On his cross appeal the insured suggests that the PIP provision and the flyer which was sent to policyholders inviting their participation in PIP coverage was misleading, in violation of RCW 48.30.040. As we understand the argument, it is contingent upon the court's finding that the insurer reserved a right to make first claim upon the proceeds of the insurance or other assets of a person liable for an injury. Inasmuch as we do not find that intent expressed in the contract and do not accord the insurer that right, the cross appeal is moot.
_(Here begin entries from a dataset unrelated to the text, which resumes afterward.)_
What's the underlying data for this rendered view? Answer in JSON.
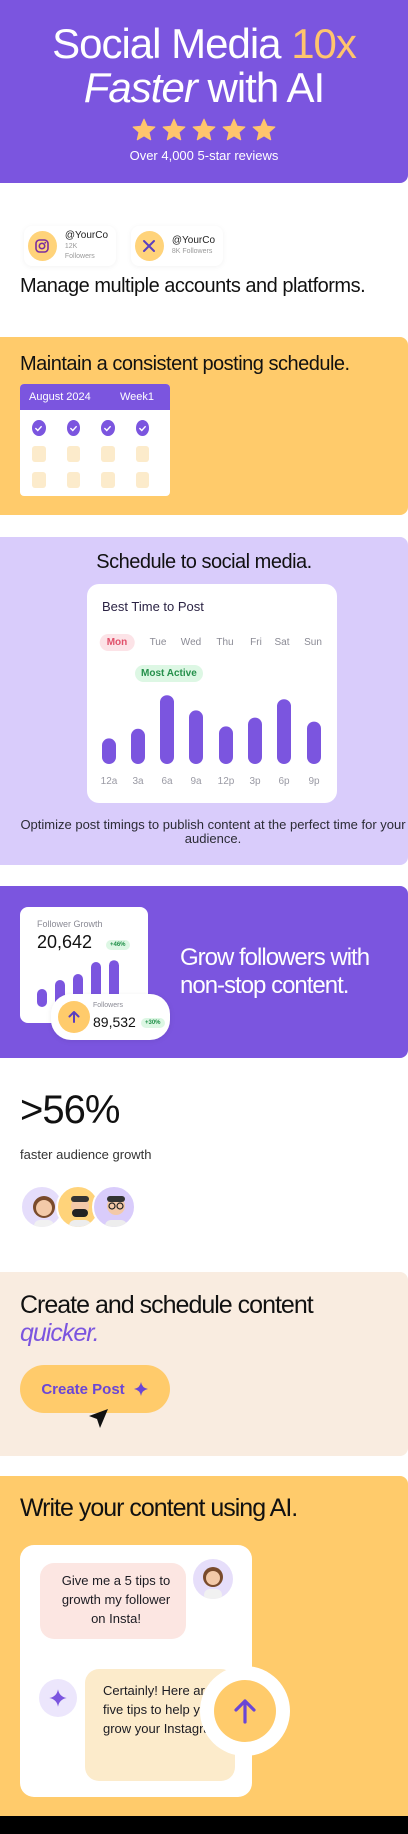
{
  "hero": {
    "title_part1": "Social Media ",
    "title_accent": "10x",
    "title_italic": "Faster",
    "title_part2": " with AI",
    "reviews": "Over 4,000 5-star reviews",
    "star_icon": "star-icon",
    "star_color": "#FFC46D",
    "bg_color": "#7B55DF"
  },
  "accounts": {
    "items": [
      {
        "icon": "instagram-icon",
        "handle": "@YourCo",
        "followers": "12K Followers"
      },
      {
        "icon": "x-logo-icon",
        "handle": "@YourCo",
        "followers": "8K Followers"
      }
    ],
    "headline": "Manage multiple accounts and platforms."
  },
  "schedule": {
    "headline": "Maintain a consistent posting schedule.",
    "month": "August 2024",
    "week": "Week1"
  },
  "best_time": {
    "section_title": "Schedule to social media.",
    "card_title": "Best Time to Post",
    "days": [
      "Mon",
      "Tue",
      "Wed",
      "Thu",
      "Fri",
      "Sat",
      "Sun"
    ],
    "active_day": "Mon",
    "badge": "Most Active",
    "hours": [
      "12a",
      "3a",
      "6a",
      "9a",
      "12p",
      "3p",
      "6p",
      "9p"
    ],
    "activity_values": [
      0.32,
      0.44,
      0.86,
      0.67,
      0.47,
      0.58,
      0.81,
      0.53
    ],
    "caption": "Optimize post timings to publish content at the perfect time for your audience.",
    "bar_color": "#7B55DF"
  },
  "grow": {
    "card_title": "Follower Growth",
    "value": "20,642",
    "badge": "+46%",
    "bars": [
      0.3,
      0.45,
      0.55,
      0.75,
      0.78
    ],
    "followers_label": "Followers",
    "followers_value": "89,532",
    "followers_badge": "+30%",
    "headline": "Grow followers with non-stop content."
  },
  "stat": {
    "value": ">56%",
    "label": "faster audience growth"
  },
  "create": {
    "headline": "Create and schedule content",
    "headline_accent": "quicker.",
    "button": "Create Post"
  },
  "write": {
    "headline": "Write your content using AI.",
    "user_message": "Give me a 5 tips to growth my follower on Insta!",
    "ai_message": "Certainly! Here are five tips to help you grow your Instagram..."
  }
}
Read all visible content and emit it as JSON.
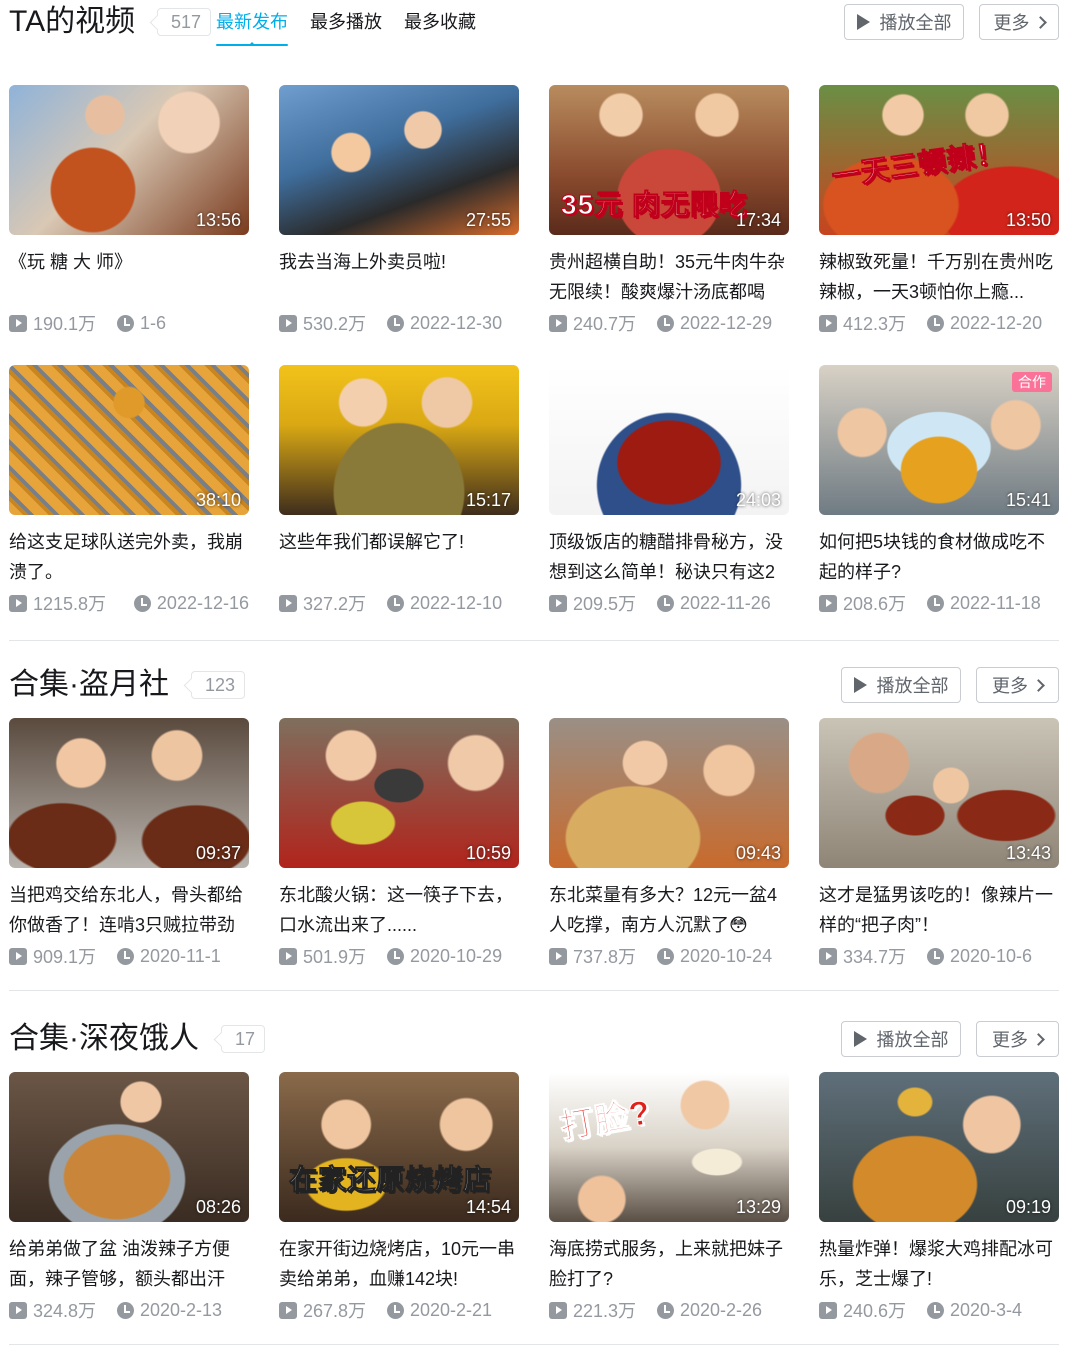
{
  "colors": {
    "accent": "#00aeec",
    "muted": "#9499a0",
    "border": "#e3e5e7",
    "collab": "#fb7299"
  },
  "videos_section": {
    "title": "TA的视频",
    "count": "517",
    "tabs": [
      {
        "label": "最新发布",
        "active": true
      },
      {
        "label": "最多播放",
        "active": false
      },
      {
        "label": "最多收藏",
        "active": false
      }
    ],
    "play_all": "播放全部",
    "more": "更多",
    "items": [
      {
        "title": "《玩 糖 大 师》",
        "duration": "13:56",
        "plays": "190.1万",
        "date": "1-6"
      },
      {
        "title": "我去当海上外卖员啦!",
        "duration": "27:55",
        "plays": "530.2万",
        "date": "2022-12-30"
      },
      {
        "title": "贵州超横自助！35元牛肉牛杂无限续！酸爽爆汁汤底都喝",
        "duration": "17:34",
        "plays": "240.7万",
        "date": "2022-12-29",
        "caption": "35元 肉无限吃"
      },
      {
        "title": "辣椒致死量！千万别在贵州吃辣椒，一天3顿怕你上瘾...",
        "duration": "13:50",
        "plays": "412.3万",
        "date": "2022-12-20",
        "caption": "一天三顿辣！"
      },
      {
        "title": "给这支足球队送完外卖，我崩溃了。",
        "duration": "38:10",
        "plays": "1215.8万",
        "date": "2022-12-16"
      },
      {
        "title": "这些年我们都误解它了!",
        "duration": "15:17",
        "plays": "327.2万",
        "date": "2022-12-10"
      },
      {
        "title": "顶级饭店的糖醋排骨秘方，没想到这么简单！秘诀只有这2",
        "duration": "24:03",
        "plays": "209.5万",
        "date": "2022-11-26"
      },
      {
        "title": "如何把5块钱的食材做成吃不起的样子?",
        "duration": "15:41",
        "plays": "208.6万",
        "date": "2022-11-18",
        "badge": "合作"
      }
    ]
  },
  "collection_1": {
    "title": "合集·盗月社",
    "count": "123",
    "play_all": "播放全部",
    "more": "更多",
    "items": [
      {
        "title": "当把鸡交给东北人，骨头都给你做香了！连啃3只贼拉带劲",
        "duration": "09:37",
        "plays": "909.1万",
        "date": "2020-11-1"
      },
      {
        "title": "东北酸火锅：这一筷子下去，口水流出来了......",
        "duration": "10:59",
        "plays": "501.9万",
        "date": "2020-10-29"
      },
      {
        "title": "东北菜量有多大？12元一盆4人吃撑，南方人沉默了😳",
        "duration": "09:43",
        "plays": "737.8万",
        "date": "2020-10-24"
      },
      {
        "title": "这才是猛男该吃的！像辣片一样的“把子肉”！",
        "duration": "13:43",
        "plays": "334.7万",
        "date": "2020-10-6"
      }
    ]
  },
  "collection_2": {
    "title": "合集·深夜饿人",
    "count": "17",
    "play_all": "播放全部",
    "more": "更多",
    "items": [
      {
        "title": "给弟弟做了盆 油泼辣子方便面，辣子管够，额头都出汗",
        "duration": "08:26",
        "plays": "324.8万",
        "date": "2020-2-13"
      },
      {
        "title": "在家开街边烧烤店，10元一串卖给弟弟，血赚142块!",
        "duration": "14:54",
        "plays": "267.8万",
        "date": "2020-2-21",
        "caption": "在家还原烧烤店"
      },
      {
        "title": "海底捞式服务，上来就把妹子脸打了?",
        "duration": "13:29",
        "plays": "221.3万",
        "date": "2020-2-26",
        "caption": "打脸?"
      },
      {
        "title": "热量炸弹！爆浆大鸡排配冰可乐，芝士爆了!",
        "duration": "09:19",
        "plays": "240.6万",
        "date": "2020-3-4"
      }
    ]
  }
}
It appears, we note in passing, that the PIP provisions have been approved by the Insurance Commissioner.

Since we have concluded that the correct decision was rendered below, the amount of the insured's general damages is to be determined by arbitration.

The judgment is affirmed.

CONCURRING JUDGES: Wright, C.J., Hamilton, Stafford, Brachtenbach, Horowitz, Dolliver, and Hicks, JJ., and Cochran, J. Pro Tem., concur.